An Adaptive High Order Method for Finding Third-Order Critical Points of Nonconvex Optimization

TL;DR

This paper introduces AHOM, an adaptive higher-order method designed to efficiently find third-order critical points in nonconvex optimization, with proven iteration complexity and promising numerical results.

Contribution

It presents a practical, implementable third-order method with adaptive parameter tuning, filling the gap between theoretical development and numerical experiments.

Findings

AHOM can escape degenerate saddle points.

The method has established iteration complexity.
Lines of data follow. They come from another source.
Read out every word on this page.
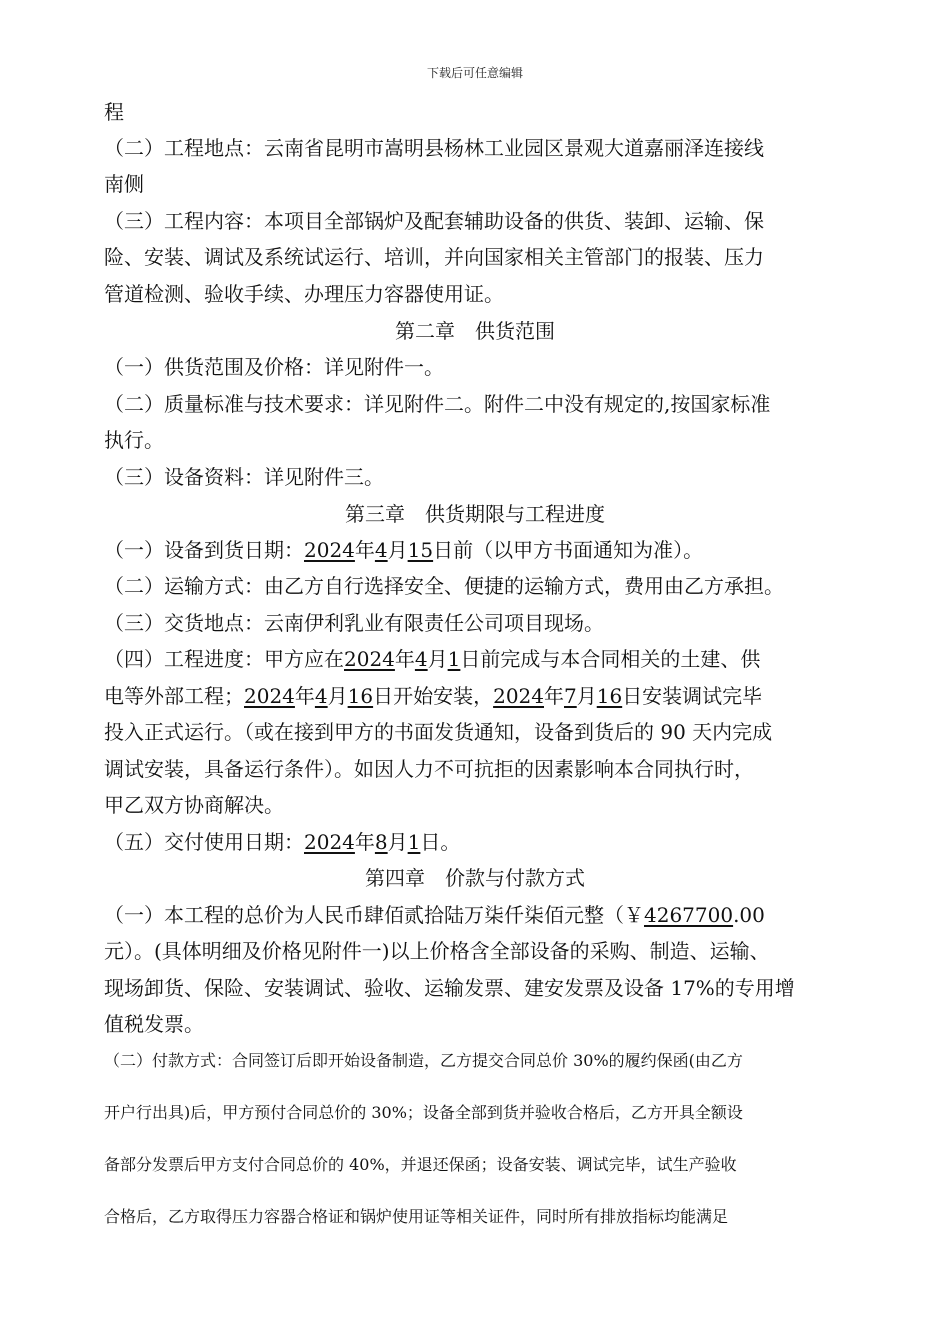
下载后可任意编辑
程
（二）工程地点：云南省昆明市嵩明县杨林工业园区景观大道嘉丽泽连接线
南侧
（三）工程内容：本项目全部锅炉及配套辅助设备的供货、装卸、运输、保
险、安装、调试及系统试运行、培训，并向国家相关主管部门的报装、压力
管道检测、验收手续、办理压力容器使用证。
第二章　供货范围
（一）供货范围及价格：详见附件一。
（二）质量标准与技术要求：详见附件二。附件二中没有规定的,按国家标准
执行。
（三）设备资料：详见附件三。
第三章　供货期限与工程进度
（一）设备到货日期：2024年4月15日前（以甲方书面通知为准）。
（二）运输方式：由乙方自行选择安全、便捷的运输方式，费用由乙方承担。
（三）交货地点：云南伊利乳业有限责任公司项目现场。
（四）工程进度：甲方应在2024年4月1日前完成与本合同相关的土建、供
电等外部工程；2024年4月16日开始安装，2024年7月16日安装调试完毕
投入正式运行。（或在接到甲方的书面发货通知，设备到货后的 90 天内完成
调试安装，具备运行条件）。如因人力不可抗拒的因素影响本合同执行时，
甲乙双方协商解决。
（五）交付使用日期：2024年8月1日。
第四章　价款与付款方式
（一）本工程的总价为人民币肆佰贰拾陆万柒仟柒佰元整（￥4267700.00
元）。(具体明细及价格见附件一)以上价格含全部设备的采购、制造、运输、
现场卸货、保险、安装调试、验收、运输发票、建安发票及设备 17%的专用增
值税发票。
（二）付款方式：合同签订后即开始设备制造，乙方提交合同总价 30%的履约保函(由乙方
开户行出具)后，甲方预付合同总价的 30%；设备全部到货并验收合格后，乙方开具全额设
备部分发票后甲方支付合同总价的 40%，并退还保函；设备安装、调试完毕，试生产验收
合格后，乙方取得压力容器合格证和锅炉使用证等相关证件，同时所有排放指标均能满足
Preliminary results show promising performance.

Abstract

It is well known that finding a global optimum is extremely challenging for nonconvex optimization. There are some recent efforts \cite{anandkumar2016efficient, cartis2018second, cartis2020sharp, chen2019high} regarding the optimization methods for computing higher-order critical points, which can exclude the so-called degenerate saddle points and reach a solution with better quality. Desipte theoretical development in \cite{anandkumar2016efficient, cartis2018second, cartis2020sharp, chen2019high}, the corresponding numerical experiments are missing. In this paper, we propose an implementable higher-order method, named adaptive high order method (AHOM), that aims to find the third-order critical points. This is achieved by solving an ``easier'' subproblem and incorporating the adaptive strategy of parameter-tuning in each iteration of the algorithm. The iteration complexity of the proposed method is established. Some preliminary numerical results are provided to show AHOM is able to escape the degenerate saddle points, where the second-order method could possibly get stuck.